The defense played a tape of the call she made to 911 on the day of the shooting. On the tape, she can be heard saying that the cars were so close together that you couldn't even open the door.

White told the police dispatcher that her husband was an off-duty officer dressed in street clothes with his gun drawn. She told the court that she had no recollection of him actually drawing the gun and that she didn't see what he did once it was drawn. She said that she struggled both then and now trying to remember details about what happened.

"I was still scared because she was revving her engine really loud, and I thought she was going to come after him -- Franklin," White told the court. "I was scared for my own safety, too. I believed they were going to kill us. Didn't know what they were going to do next -- I was terrified."

White described for the court what she remembered about Silva that day.

"She was screaming, screaming, and I couldn't make out what she was saying," White said. "She was enraged the entire time."

White said that she didn't see Silva's son in the car and that she learned about the child when Frank told her about him. White's attorney asked her how many times she looked into the area the boy was sitting in insde the car, and White said she looked three times and just saw the driver and no one else.

Asked if White had done anything illegal, she said she didn't think so.

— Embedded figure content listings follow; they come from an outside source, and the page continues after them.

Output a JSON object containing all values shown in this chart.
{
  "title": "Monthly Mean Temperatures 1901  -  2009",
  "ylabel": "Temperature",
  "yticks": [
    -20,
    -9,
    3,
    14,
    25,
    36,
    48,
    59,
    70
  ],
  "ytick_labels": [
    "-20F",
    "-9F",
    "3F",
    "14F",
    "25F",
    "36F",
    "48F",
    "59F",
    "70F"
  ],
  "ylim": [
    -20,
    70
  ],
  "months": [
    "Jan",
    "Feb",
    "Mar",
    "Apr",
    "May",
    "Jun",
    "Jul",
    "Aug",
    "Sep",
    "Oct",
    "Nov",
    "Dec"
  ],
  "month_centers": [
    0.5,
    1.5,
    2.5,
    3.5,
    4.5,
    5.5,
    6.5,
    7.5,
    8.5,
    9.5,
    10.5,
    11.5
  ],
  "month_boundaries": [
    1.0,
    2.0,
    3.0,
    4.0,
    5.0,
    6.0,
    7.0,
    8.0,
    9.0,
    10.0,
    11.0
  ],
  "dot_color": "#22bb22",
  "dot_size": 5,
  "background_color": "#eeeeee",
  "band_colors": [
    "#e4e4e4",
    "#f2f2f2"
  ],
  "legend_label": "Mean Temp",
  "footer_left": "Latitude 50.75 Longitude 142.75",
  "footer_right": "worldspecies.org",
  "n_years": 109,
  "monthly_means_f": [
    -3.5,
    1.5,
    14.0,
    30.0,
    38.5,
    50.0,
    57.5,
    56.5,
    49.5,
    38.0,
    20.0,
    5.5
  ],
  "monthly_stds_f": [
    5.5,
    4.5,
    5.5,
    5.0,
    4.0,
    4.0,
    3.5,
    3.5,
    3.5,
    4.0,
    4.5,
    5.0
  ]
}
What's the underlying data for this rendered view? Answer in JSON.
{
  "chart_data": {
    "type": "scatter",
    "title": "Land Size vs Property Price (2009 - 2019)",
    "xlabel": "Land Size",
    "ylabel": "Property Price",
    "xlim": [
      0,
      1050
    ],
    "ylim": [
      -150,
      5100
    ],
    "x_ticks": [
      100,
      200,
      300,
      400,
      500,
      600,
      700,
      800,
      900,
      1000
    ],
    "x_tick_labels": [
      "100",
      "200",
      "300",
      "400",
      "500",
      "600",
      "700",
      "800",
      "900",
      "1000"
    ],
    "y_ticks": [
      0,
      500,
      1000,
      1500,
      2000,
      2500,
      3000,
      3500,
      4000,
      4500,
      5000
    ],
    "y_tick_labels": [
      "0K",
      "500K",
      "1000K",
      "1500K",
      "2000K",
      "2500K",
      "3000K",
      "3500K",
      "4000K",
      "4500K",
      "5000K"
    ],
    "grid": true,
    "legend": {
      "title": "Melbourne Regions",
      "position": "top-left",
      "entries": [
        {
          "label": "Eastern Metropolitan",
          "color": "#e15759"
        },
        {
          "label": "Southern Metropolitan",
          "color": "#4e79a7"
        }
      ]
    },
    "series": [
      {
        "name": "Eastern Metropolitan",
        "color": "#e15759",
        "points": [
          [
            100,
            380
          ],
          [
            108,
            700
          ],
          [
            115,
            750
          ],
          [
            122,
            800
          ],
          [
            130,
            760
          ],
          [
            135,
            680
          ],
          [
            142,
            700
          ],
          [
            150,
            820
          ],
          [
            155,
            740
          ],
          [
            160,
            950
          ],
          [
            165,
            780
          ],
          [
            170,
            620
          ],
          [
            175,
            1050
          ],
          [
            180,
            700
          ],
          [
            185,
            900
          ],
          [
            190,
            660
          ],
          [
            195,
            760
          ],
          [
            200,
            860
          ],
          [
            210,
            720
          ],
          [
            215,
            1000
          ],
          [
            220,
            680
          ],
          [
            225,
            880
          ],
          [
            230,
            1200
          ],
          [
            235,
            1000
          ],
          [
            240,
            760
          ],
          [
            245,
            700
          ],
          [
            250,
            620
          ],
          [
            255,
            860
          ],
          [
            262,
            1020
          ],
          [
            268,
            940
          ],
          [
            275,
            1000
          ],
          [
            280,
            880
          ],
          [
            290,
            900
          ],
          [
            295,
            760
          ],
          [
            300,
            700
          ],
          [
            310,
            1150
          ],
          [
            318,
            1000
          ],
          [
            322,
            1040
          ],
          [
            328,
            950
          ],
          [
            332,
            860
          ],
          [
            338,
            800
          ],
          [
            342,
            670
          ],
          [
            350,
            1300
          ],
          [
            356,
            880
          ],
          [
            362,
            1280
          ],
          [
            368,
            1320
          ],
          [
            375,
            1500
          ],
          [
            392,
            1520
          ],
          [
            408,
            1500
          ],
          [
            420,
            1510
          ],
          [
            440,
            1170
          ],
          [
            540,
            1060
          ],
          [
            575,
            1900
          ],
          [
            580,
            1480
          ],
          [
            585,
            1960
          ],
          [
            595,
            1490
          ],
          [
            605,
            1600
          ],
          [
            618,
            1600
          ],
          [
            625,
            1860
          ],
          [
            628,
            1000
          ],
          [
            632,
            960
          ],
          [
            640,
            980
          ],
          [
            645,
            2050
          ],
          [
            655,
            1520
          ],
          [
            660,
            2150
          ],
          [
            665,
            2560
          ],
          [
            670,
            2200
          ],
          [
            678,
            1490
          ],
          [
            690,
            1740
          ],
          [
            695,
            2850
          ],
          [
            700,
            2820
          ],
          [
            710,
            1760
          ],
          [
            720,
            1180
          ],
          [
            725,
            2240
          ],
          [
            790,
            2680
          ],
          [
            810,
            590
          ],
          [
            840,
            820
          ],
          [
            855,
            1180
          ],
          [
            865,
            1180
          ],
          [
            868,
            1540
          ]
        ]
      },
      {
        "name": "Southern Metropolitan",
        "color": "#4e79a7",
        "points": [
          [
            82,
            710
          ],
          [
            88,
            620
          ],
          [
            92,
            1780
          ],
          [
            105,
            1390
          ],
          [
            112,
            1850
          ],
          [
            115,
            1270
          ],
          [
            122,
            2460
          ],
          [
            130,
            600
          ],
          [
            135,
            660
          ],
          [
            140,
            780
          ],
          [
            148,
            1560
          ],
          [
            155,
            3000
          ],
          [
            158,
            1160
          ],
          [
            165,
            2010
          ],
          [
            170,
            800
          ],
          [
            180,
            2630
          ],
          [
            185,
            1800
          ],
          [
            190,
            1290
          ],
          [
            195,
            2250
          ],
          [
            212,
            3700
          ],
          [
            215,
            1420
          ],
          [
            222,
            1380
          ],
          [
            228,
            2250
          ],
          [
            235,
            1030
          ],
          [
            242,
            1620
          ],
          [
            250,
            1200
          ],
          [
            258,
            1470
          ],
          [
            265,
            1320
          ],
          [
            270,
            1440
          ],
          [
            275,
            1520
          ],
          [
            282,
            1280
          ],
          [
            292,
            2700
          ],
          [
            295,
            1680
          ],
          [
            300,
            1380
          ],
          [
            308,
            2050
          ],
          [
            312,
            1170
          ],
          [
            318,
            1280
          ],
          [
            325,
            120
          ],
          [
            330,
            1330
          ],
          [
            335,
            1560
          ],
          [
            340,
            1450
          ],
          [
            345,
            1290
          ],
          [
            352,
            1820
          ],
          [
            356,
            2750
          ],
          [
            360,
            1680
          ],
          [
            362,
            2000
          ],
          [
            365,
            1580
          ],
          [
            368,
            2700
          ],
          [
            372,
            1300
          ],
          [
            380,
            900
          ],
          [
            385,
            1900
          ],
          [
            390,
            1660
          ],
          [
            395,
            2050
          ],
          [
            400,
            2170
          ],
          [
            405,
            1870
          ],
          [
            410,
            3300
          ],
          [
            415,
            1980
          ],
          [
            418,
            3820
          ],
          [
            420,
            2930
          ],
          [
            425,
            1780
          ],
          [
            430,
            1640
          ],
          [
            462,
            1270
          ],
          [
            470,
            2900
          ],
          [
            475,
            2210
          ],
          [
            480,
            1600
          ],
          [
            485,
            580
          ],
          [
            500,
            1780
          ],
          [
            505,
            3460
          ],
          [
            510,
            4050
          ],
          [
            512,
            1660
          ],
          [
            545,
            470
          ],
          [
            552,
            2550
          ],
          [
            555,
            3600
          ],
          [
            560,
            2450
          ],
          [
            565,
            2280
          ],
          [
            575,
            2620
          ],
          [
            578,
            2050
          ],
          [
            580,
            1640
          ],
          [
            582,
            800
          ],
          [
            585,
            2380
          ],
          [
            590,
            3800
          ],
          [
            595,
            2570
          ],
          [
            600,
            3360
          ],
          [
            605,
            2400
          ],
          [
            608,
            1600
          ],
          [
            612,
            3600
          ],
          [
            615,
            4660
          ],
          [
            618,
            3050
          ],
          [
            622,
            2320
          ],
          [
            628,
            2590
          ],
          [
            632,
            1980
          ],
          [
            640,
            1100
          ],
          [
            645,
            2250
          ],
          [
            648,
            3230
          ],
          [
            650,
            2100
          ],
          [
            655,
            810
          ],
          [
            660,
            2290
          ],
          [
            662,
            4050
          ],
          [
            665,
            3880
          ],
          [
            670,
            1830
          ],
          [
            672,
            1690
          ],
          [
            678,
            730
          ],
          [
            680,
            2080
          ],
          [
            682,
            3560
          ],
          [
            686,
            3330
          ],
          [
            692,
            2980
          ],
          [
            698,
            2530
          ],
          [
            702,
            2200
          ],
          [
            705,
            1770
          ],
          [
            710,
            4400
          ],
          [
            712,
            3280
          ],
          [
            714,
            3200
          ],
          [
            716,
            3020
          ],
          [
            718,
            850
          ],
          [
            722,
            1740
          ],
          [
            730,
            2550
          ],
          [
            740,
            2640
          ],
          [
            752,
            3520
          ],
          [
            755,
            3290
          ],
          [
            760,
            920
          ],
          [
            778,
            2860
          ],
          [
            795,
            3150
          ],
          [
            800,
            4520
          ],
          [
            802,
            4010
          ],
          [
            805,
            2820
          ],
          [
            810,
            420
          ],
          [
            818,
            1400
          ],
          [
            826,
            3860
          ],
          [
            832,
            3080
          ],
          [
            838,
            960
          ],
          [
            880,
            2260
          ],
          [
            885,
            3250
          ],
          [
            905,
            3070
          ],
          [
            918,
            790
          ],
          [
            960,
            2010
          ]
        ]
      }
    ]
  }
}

"I did ask to call my POA [police officers association representative] ... before I answered the Oceanside police officers' questions," White testified. "Just for moral support and to ask for info about being involved in an off-duty officer shooting. I had heard them on the radio but had never actually been involved and wanted to speak with a rep."

Prosecutors do not dispute Silva was the aggressor, reported the North County Times, that she following White and threatening to ram his car after a perceived driving slight. Frank White testified earlier that Silva was screaming, honking, screeching her tires as she followed him in a strange pursuit through the Lowe's parking lot in Oceanside on Old Grove Road, just south of state Route 76.

White faces up to nine years in prison if he is convicted.